Lisede öğretmen olan C.E. hakkında öğrencisi R.D.’ye yönelik 'çocuğun nitelikli cinsel istismarı’ suçundan Cumhuriyet Başsavcılığı soruşturma açtı. Soruşturma kapsamında mahkeme kararıyla C.E'nin evinde yapılan aramada bilgisayara el konuldu. Bilgisayarda yapılan teknik incelemede C.E. ile öğrencisi R.D. arasında 'MSN' haberleşme programı yoluyla yapıldığı ileri sürülen görüşme ve mesaj kayıtları tespit edildi. Başsavcılık söz konusu kayıtları, 'öğrenci-öğretmen ilişkisine ters ve toplum ahlak kurallarına aykırı olduğu' tespitiyle İl Milli Eğitim Müdürlüğü'ne gönderdi. Hakkında disiplin soruşturması başlatılan C.E. için 'meslekten çıkarma cezası' teklif edildi.
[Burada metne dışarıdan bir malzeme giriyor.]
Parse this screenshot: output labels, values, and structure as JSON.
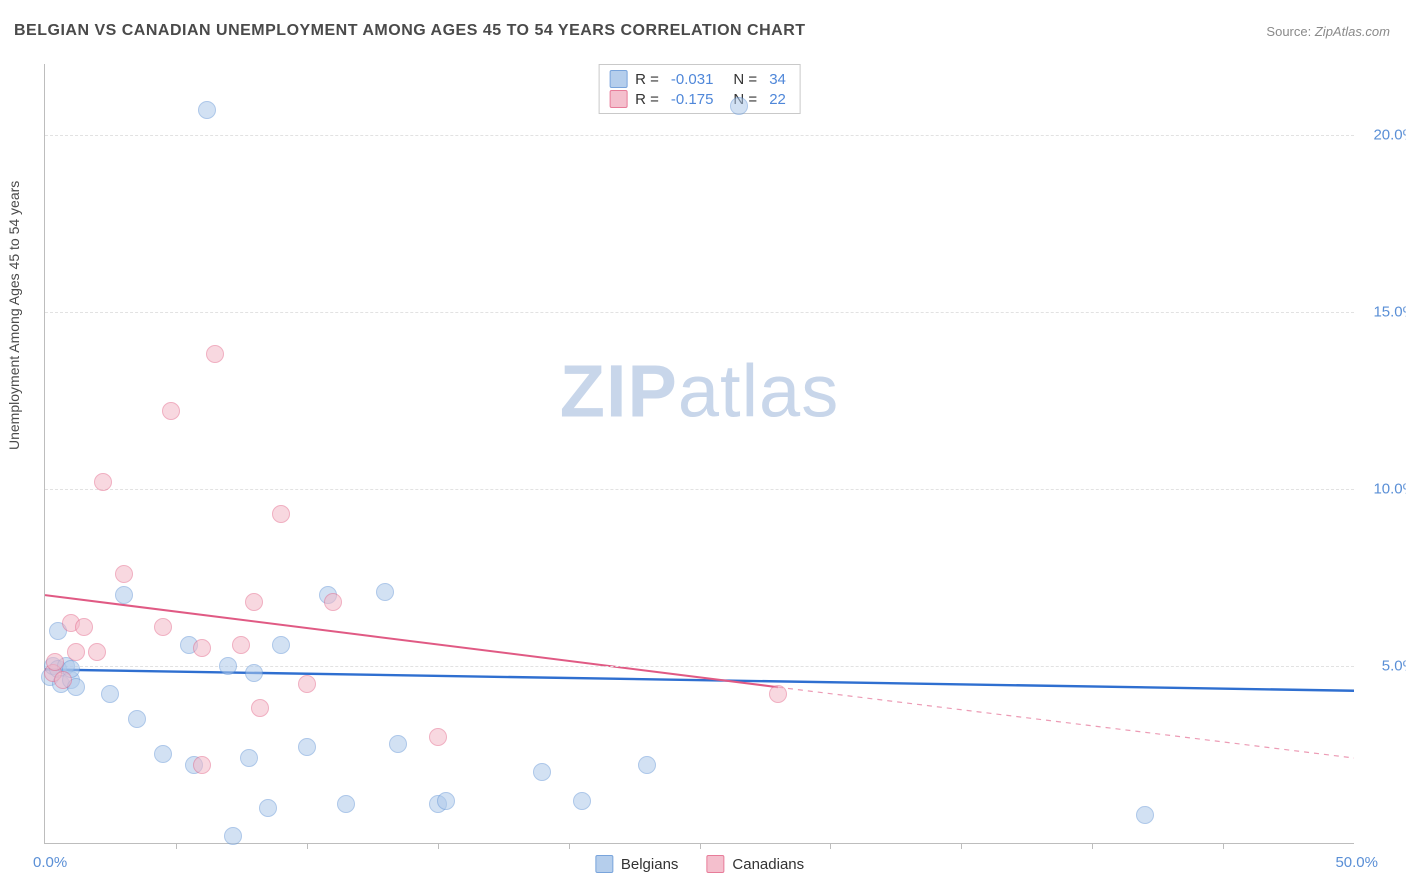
{
  "title": "BELGIAN VS CANADIAN UNEMPLOYMENT AMONG AGES 45 TO 54 YEARS CORRELATION CHART",
  "source_label": "Source:",
  "source_value": "ZipAtlas.com",
  "ylabel": "Unemployment Among Ages 45 to 54 years",
  "watermark_a": "ZIP",
  "watermark_b": "atlas",
  "chart": {
    "type": "scatter",
    "xlim": [
      0,
      50
    ],
    "ylim": [
      0,
      22
    ],
    "xtick_step": 5,
    "ytick_labels": [
      {
        "v": 5.0,
        "text": "5.0%"
      },
      {
        "v": 10.0,
        "text": "10.0%"
      },
      {
        "v": 15.0,
        "text": "15.0%"
      },
      {
        "v": 20.0,
        "text": "20.0%"
      }
    ],
    "xlabel_min": "0.0%",
    "xlabel_max": "50.0%",
    "background_color": "#ffffff",
    "grid_color": "#e2e2e2",
    "axis_color": "#bdbdbd",
    "marker_radius": 9,
    "marker_border": 1.2,
    "series": [
      {
        "key": "belgians",
        "label": "Belgians",
        "fill": "#aec9ea",
        "fill_opacity": 0.55,
        "stroke": "#6b9bd8",
        "line_color": "#2f6fd0",
        "line_width": 2.4,
        "R": "-0.031",
        "N": "34",
        "trend": {
          "x1": 0,
          "y1": 4.9,
          "x2": 50,
          "y2": 4.3,
          "dash": false,
          "extend_dash": false
        },
        "points": [
          {
            "x": 0.2,
            "y": 4.7
          },
          {
            "x": 0.3,
            "y": 5.0
          },
          {
            "x": 0.5,
            "y": 4.9
          },
          {
            "x": 0.5,
            "y": 6.0
          },
          {
            "x": 0.6,
            "y": 4.5
          },
          {
            "x": 0.8,
            "y": 5.0
          },
          {
            "x": 1.0,
            "y": 4.6
          },
          {
            "x": 1.0,
            "y": 4.9
          },
          {
            "x": 1.2,
            "y": 4.4
          },
          {
            "x": 2.5,
            "y": 4.2
          },
          {
            "x": 3.0,
            "y": 7.0
          },
          {
            "x": 3.5,
            "y": 3.5
          },
          {
            "x": 4.5,
            "y": 2.5
          },
          {
            "x": 5.5,
            "y": 5.6
          },
          {
            "x": 5.7,
            "y": 2.2
          },
          {
            "x": 6.2,
            "y": 20.7
          },
          {
            "x": 7.0,
            "y": 5.0
          },
          {
            "x": 7.2,
            "y": 0.2
          },
          {
            "x": 7.8,
            "y": 2.4
          },
          {
            "x": 8.0,
            "y": 4.8
          },
          {
            "x": 8.5,
            "y": 1.0
          },
          {
            "x": 9.0,
            "y": 5.6
          },
          {
            "x": 10.0,
            "y": 2.7
          },
          {
            "x": 10.8,
            "y": 7.0
          },
          {
            "x": 11.5,
            "y": 1.1
          },
          {
            "x": 13.0,
            "y": 7.1
          },
          {
            "x": 13.5,
            "y": 2.8
          },
          {
            "x": 15.0,
            "y": 1.1
          },
          {
            "x": 15.3,
            "y": 1.2
          },
          {
            "x": 19.0,
            "y": 2.0
          },
          {
            "x": 20.5,
            "y": 1.2
          },
          {
            "x": 23.0,
            "y": 2.2
          },
          {
            "x": 26.5,
            "y": 20.8
          },
          {
            "x": 42.0,
            "y": 0.8
          }
        ]
      },
      {
        "key": "canadians",
        "label": "Canadians",
        "fill": "#f3b9c8",
        "fill_opacity": 0.55,
        "stroke": "#e56e8f",
        "line_color": "#e05a84",
        "line_width": 2.0,
        "R": "-0.175",
        "N": "22",
        "trend": {
          "x1": 0,
          "y1": 7.0,
          "x2": 28,
          "y2": 4.4,
          "dash": false,
          "extend_dash": true,
          "ex2": 50,
          "ey2": 2.4
        },
        "points": [
          {
            "x": 0.3,
            "y": 4.8
          },
          {
            "x": 0.4,
            "y": 5.1
          },
          {
            "x": 0.7,
            "y": 4.6
          },
          {
            "x": 1.0,
            "y": 6.2
          },
          {
            "x": 1.2,
            "y": 5.4
          },
          {
            "x": 1.5,
            "y": 6.1
          },
          {
            "x": 2.0,
            "y": 5.4
          },
          {
            "x": 2.2,
            "y": 10.2
          },
          {
            "x": 3.0,
            "y": 7.6
          },
          {
            "x": 4.5,
            "y": 6.1
          },
          {
            "x": 4.8,
            "y": 12.2
          },
          {
            "x": 6.0,
            "y": 5.5
          },
          {
            "x": 6.0,
            "y": 2.2
          },
          {
            "x": 6.5,
            "y": 13.8
          },
          {
            "x": 7.5,
            "y": 5.6
          },
          {
            "x": 8.0,
            "y": 6.8
          },
          {
            "x": 8.2,
            "y": 3.8
          },
          {
            "x": 9.0,
            "y": 9.3
          },
          {
            "x": 10.0,
            "y": 4.5
          },
          {
            "x": 11.0,
            "y": 6.8
          },
          {
            "x": 15.0,
            "y": 3.0
          },
          {
            "x": 28.0,
            "y": 4.2
          }
        ]
      }
    ],
    "stats_labels": {
      "R": "R =",
      "N": "N ="
    }
  }
}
ÖĞRETMENLİK MESLEĞİYLE BAĞDAŞMAYAN İDDİALAR
Yüksek Disiplin Kurulu tarafından teklifin geri çevrilmesi üzerine düzenlenen ikinci müfettiş raporunda C.E'nin öğrencisi ile öğrenci-öğretmen ilişkisine ters ve toplum ahlak kurallarına aykırı yazışmalar yaptığı, öğrencisini uygunsuz ilişkilere teşvik ettiği ve evini kullandırarak öğrencisinin bu evde başka bir erkekle cinsel ilişkiye girmesine müsaade ettiği belirtilerek tespit edilen eylemlerin ahlak kuralları ve öğretmenlik mesleği ile bağdaşmayan davranışlar olduğu vurgulandı. C.E’ye önce 1 yıl kademe ilerlemesi durdurma cezası verildi; ancak cezanın brüt aylığının dörtte birinin kesilmesi şeklinde uygulanması kararlaştırıldı.
İHLAL YOK
C.E'nin disiplin cezasının iptali istemiyle açtığı dava reddedildi. Temyiz ve karar düzeltme talepleri de reddedilen C.E, 7 Ocak 2016 tarihinde Anayasa Mahkemesi’ne bireysel başvuruda bulundu. Anayasa Mahkemesi, Anayasa'nın 20 ve 22’nci maddelerinde güvence altına alınan özel hayata saygı hakkının ve haberleşme hürriyetinin ihlal edilmediğine karar verdi.